I am currently in the middle of reading CJ Cherryh's really very good Ealdwood books - a superior example of the fantasy-knights-slip-into-faerie subgenre. Cherryh is an exceptionally skilful craftswoman and a brilliant prose stylist - one of those who Stanley Fish called the 'tribe of the sentence-watchers': every single sentence of hers is polished like a gem. There is not one sloppy word, one bad or clunky phrase, one stumble or misjudgement in the many books of hers that I have read so far. I would put her firmly in the category of the 'best of the rest' - not a genre-surpassing talent like Wolfe, Tolkien, Lewis, etc., perhaps, but among the very finest that SF/fantasy literature has to offer within the bounds of genre writing itself.
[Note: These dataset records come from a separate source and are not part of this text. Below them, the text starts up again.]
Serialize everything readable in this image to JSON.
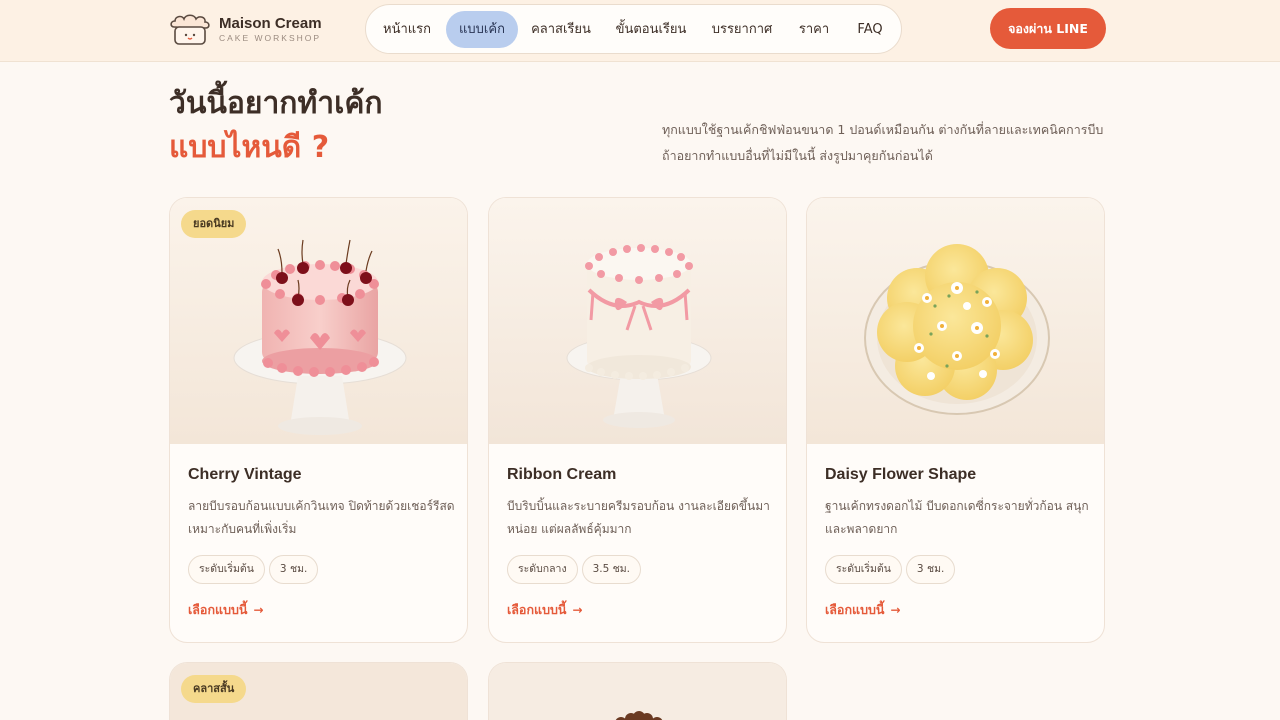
{
  "brand": {
    "name": "Maison Cream",
    "tagline": "CAKE WORKSHOP",
    "logo_icon": "cake-cloud-icon"
  },
  "nav": {
    "items": [
      {
        "label": "หน้าแรก",
        "active": false
      },
      {
        "label": "แบบเค้ก",
        "active": true
      },
      {
        "label": "คลาสเรียน",
        "active": false
      },
      {
        "label": "ขั้นตอนเรียน",
        "active": false
      },
      {
        "label": "บรรยากาศ",
        "active": false
      },
      {
        "label": "ราคา",
        "active": false
      },
      {
        "label": "FAQ",
        "active": false
      }
    ],
    "cta_label": "จองผ่าน LINE"
  },
  "hero": {
    "title_line1": "วันนี้อยากทำเค้ก",
    "title_line2": "แบบไหนดี ?",
    "description_line1": "ทุกแบบใช้ฐานเค้กชิฟฟ่อนขนาด 1 ปอนด์เหมือนกัน ต่างกันที่ลายและเทคนิคการบีบ",
    "description_line2": "ถ้าอยากทำแบบอื่นที่ไม่มีในนี้ ส่งรูปมาคุยกันก่อนได้"
  },
  "cards": [
    {
      "badge": "ยอดนิยม",
      "title": "Cherry Vintage",
      "desc_line1": "ลายบีบรอบก้อนแบบเค้กวินเทจ ปิดท้ายด้วยเชอร์รีสด",
      "desc_line2": "เหมาะกับคนที่เพิ่งเริ่ม",
      "level": "ระดับเริ่มต้น",
      "duration": "3 ชม.",
      "link": "เลือกแบบนี้",
      "image": "cherry-vintage-cake"
    },
    {
      "badge": "",
      "title": "Ribbon Cream",
      "desc_line1": "บีบริบบิ้นและระบายครีมรอบก้อน งานละเอียดขึ้นมา",
      "desc_line2": "หน่อย แต่ผลลัพธ์คุ้มมาก",
      "level": "ระดับกลาง",
      "duration": "3.5 ชม.",
      "link": "เลือกแบบนี้",
      "image": "ribbon-cream-cake"
    },
    {
      "badge": "",
      "title": "Daisy Flower Shape",
      "desc_line1": "ฐานเค้กทรงดอกไม้ บีบดอกเดซี่กระจายทั่วก้อน สนุก",
      "desc_line2": "และพลาดยาก",
      "level": "ระดับเริ่มต้น",
      "duration": "3 ชม.",
      "link": "เลือกแบบนี้",
      "image": "daisy-flower-cake"
    },
    {
      "badge": "คลาสสั้น",
      "title": "",
      "image": "short-class-cake"
    },
    {
      "badge": "",
      "title": "",
      "image": "chocolate-cake"
    }
  ],
  "colors": {
    "accent": "#e55a3a",
    "nav_active": "#b9cdee",
    "badge": "#f5d98c",
    "background": "#fdf8f3"
  }
}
She is also an interesting example of that fairly rare phenomenon in the field: a female writer who often uses male protagonists. This makes for a fascinating experience - it gives the characters much more of a complicated inner emotional life than they would otherwise have. In fact I would probably use Cherryh's fiction as a good case study into the phenomenon of sex differences in authorial voice - she is, ostensibly, quite a stereotypically 'masculine' writer in terms of subject matter, but it is still I think fairly obviously writes the male perspective from a feminine point of view. I will of course cover my backside as required these days and point out - this really ought not to need pointing out - that there is no value judgement implied in making the observation. But there really is a difference, by and large, between male characters as imagined by male writers, and male characters as imagined by female writers - just as, as we all know, male authors will tend to write female characters very differently to how female writers do. There is nothing wrong with this, and in fact it makes life much more interesting to acknowledge and study it.
That is a bigger subject that might be for future posts, but in the meantime reading Ealdwood got me wondering about other examples from the genre of female writers who often use male protagonists. The other notable one that springs to mind is Lois McMaster Bujold (we can take it as read that JK Rowling is included); are there any other recommendations you would like to make?